AAngela Detanico et Rafael Lain sont venus en tant que voisins à la rencontre qui s’est tenue dans un café au coin du Centre Pompidou. « Nous habitons à côté depuis notre arrivée en France, il y a plus de vingt ans », ont expliqué les deux hommes en chœur, arrivés un peu en avance. « De toute façon, nous ne nous voyions pas vivre ailleurs. »
Il y a des artistes qui défient tout système de classification ; Angela Detanico et Rafael Lain en font partie. Ensemble, ils explorent les intersections entre langage, espace et temps – de l’infiniment grand au très banal. Leur travail hybride à la croisée des arts visuels, de la typographie et de la sémiotique s’inscrit dans les codes rigoureux qui régissent notre perception du monde pour mieux nous en affranchir : l’apparente austérité du cadre pour faire surgir la poésie la plus subtile.
Art Basel Paris
Dans la lumière vive de ce début d’après-midi, les voilà qui détaillent les débuts de leur collaboration fructueuse, avec le charme d’un accent qui trahit leurs origines. Elle est née en 1974, lui en 1973, dans la même municipalité de taille moyenne du sud du Brésil, Caxias do Sul, connue régionalement pour sa vie culturelle dynamique et variée, ainsi que pour son altitude. Angela Detanico et Rafael Lain, dans une nuance de bleu sobre qui contraste avec le violet du banc, ont d’abord suivi des chemins similaires avant de s’associer professionnellement.

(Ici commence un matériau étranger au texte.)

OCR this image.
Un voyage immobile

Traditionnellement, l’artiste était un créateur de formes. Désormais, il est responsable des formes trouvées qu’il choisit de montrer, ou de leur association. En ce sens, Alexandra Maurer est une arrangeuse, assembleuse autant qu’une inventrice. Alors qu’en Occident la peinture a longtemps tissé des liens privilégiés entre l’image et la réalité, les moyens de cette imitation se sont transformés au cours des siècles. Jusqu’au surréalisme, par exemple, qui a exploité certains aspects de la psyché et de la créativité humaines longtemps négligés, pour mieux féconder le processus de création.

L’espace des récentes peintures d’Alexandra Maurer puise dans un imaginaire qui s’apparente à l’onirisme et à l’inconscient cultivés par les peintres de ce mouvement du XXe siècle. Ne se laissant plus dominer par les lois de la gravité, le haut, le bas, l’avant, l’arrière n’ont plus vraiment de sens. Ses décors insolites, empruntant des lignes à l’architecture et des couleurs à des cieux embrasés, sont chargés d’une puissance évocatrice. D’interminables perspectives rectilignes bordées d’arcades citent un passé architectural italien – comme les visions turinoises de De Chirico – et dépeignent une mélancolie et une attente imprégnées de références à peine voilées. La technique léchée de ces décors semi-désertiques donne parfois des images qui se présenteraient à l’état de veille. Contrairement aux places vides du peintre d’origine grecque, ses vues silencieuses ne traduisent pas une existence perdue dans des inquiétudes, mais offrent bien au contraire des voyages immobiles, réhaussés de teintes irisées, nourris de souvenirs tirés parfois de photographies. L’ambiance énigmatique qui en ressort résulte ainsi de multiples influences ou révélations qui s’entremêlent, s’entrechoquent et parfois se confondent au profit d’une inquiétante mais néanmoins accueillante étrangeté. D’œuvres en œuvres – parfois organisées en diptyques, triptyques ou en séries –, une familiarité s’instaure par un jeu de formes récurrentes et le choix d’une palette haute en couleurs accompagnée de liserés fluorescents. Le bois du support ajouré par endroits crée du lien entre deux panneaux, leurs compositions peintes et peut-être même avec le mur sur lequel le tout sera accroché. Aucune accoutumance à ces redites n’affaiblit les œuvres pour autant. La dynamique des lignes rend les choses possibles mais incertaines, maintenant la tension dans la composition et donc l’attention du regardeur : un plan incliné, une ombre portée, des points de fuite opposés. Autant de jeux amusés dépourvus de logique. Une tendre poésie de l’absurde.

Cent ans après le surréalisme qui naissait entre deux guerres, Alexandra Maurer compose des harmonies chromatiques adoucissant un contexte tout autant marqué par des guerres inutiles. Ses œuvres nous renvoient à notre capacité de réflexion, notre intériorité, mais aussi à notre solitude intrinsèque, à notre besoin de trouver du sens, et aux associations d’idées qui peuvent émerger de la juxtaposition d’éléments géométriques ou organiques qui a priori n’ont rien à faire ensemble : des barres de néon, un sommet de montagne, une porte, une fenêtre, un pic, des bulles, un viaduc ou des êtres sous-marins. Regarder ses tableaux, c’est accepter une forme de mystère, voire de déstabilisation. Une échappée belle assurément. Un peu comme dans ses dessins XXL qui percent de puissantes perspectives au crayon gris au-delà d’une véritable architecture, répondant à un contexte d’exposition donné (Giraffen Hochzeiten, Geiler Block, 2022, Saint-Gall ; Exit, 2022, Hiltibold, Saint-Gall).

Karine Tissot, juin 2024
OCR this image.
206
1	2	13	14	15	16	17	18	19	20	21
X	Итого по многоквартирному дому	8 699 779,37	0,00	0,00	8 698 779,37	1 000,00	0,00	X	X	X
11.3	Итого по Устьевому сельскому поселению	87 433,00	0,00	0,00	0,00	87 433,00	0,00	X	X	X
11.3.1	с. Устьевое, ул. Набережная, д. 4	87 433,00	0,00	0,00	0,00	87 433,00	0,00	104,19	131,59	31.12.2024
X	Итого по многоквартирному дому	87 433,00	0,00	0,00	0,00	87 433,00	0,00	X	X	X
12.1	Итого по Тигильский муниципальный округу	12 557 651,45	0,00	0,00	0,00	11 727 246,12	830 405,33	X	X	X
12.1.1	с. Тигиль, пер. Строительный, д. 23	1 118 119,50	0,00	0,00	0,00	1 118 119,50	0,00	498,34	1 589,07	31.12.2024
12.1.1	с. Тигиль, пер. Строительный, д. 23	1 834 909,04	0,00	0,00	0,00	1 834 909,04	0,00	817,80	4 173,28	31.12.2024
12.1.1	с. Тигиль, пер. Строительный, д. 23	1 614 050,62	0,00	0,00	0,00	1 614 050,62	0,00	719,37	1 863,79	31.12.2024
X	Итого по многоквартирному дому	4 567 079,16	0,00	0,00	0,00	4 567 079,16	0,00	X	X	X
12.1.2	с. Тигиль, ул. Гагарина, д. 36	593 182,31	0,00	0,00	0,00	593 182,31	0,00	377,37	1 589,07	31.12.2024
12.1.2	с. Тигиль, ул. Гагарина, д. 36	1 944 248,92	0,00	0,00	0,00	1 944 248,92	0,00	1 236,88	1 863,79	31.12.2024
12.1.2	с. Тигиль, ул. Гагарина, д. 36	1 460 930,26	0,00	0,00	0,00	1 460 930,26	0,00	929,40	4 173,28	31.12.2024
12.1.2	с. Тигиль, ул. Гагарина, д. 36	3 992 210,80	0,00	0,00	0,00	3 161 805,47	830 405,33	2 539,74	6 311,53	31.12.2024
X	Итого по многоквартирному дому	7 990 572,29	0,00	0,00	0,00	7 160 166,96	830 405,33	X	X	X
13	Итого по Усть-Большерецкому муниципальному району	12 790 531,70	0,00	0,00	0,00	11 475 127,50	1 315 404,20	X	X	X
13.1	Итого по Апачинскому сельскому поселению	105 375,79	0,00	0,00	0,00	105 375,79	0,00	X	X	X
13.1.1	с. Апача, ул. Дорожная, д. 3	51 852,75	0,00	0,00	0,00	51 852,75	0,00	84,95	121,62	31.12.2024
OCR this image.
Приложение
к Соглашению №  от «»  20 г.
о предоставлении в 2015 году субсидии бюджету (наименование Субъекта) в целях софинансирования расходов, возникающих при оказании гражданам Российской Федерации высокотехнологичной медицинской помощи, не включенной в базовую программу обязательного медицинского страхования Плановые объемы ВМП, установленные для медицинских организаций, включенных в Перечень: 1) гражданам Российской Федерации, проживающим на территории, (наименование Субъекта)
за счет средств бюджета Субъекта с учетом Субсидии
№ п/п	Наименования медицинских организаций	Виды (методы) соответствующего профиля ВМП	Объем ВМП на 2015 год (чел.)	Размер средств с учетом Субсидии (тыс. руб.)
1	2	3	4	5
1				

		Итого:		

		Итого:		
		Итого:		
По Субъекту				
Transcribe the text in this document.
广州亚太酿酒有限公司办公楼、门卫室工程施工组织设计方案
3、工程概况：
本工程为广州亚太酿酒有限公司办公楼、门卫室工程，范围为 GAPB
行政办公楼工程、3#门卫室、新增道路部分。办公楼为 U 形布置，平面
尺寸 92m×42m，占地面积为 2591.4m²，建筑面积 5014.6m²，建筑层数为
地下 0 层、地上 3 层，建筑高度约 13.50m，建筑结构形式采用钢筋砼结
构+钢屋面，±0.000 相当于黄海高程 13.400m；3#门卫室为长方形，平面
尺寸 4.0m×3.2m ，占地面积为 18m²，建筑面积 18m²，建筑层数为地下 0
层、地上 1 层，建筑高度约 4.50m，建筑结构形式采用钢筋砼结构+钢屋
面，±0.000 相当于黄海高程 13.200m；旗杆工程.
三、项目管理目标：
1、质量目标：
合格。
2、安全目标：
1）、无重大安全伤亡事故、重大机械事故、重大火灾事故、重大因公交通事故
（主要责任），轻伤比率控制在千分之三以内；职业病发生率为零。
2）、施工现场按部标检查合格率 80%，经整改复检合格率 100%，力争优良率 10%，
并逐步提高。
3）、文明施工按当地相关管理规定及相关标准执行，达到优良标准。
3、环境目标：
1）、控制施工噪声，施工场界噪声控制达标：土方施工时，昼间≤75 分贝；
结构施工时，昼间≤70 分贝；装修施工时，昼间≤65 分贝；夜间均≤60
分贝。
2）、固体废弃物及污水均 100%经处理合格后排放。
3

Si elle, Angela, a étudié la sémiologie et la linguistique, « par curiosité, par attrait pour la littérature et la linguistique, et parce que la sémiologie ouvre à d’autres formes d’expression, dont la danse et les arts visuels », Rafael a suivi une formation de graphiste-typographe (on lui doit aussi la conception de la police de caractère de leur galerie parisienne, Martine Aboucaya, ndlr). De leurs débuts professionnels à São Paulo, où ils se sont installés au milieu des années 1990 pour travailler comme graphistes, ils ont conservé une solide connaissance des formes et des signes.
Leur travail hybride à la croisée des arts visuels, de la typographie et de la sémiotique s’inscrit dans les codes rigoureux qui régissent notre perception du monde pour mieux nous en affranchir – l’austérité apparente du cadre pour faire surgir la poésie la plus subtile.
Le duo commence alors à expérimenter des formes visuelles tout en développant une approche conceptuelle où le langage joue un rôle omniprésent, souvent ludique ; « Nous mettons en place des systèmes de codes, d’écriture, au sein desquels le hasard, les accidents peuvent survenir », explique Angela. C’est en 2001 que le couple franchit le pas pour se consacrer entièrement à la création artistique.
Très vite, leur carrière est rythmée par des résidences et des expositions dans de grandes institutions, qui marquent le début de leur reconnaissance internationale ; « São ou Não São Gravuras ? » (2001) au Musée d’Art Moderne de São Paulo et « Graphic Shows Brazil » (2002) à la Ginza Graphic Gallery de Tokyo. En 2002-2003, ils sont invités en résidence au Palais de Tokyo à Paris, où ils travaillent dans le Pavillon, laboratoire de création ouvert sur une exposition collective « OO : une exposition qui grandit à travers l’environnement » (2002-2003).
Terrain plat (2003), leur première vidéo, est née. Conçue comme une succession de tableaux linéaires à partir de plus de cinq mille images prises lors d’un voyage dans le delta du Mékong (vues d’eau et de ciel), l’œuvre est puissamment hypnotique. Fines lignes noires sur fonds blancs ou monochromes, formes géométriques élémentaires… l’œuvre trahit déjà leur goût infini pour l’espace-temps, la création de langages visuels riches de sens, et leur amour pour la cartographie : « Terrain plat « Il porte tous les prémices de nos questionnements artistiques », dit Angelica, et Rafael, en face d’elle, hoche la tête.
Nous mettons en place des systèmes de codes et d’écriture dans lesquels le hasard et les accidents peuvent survenir.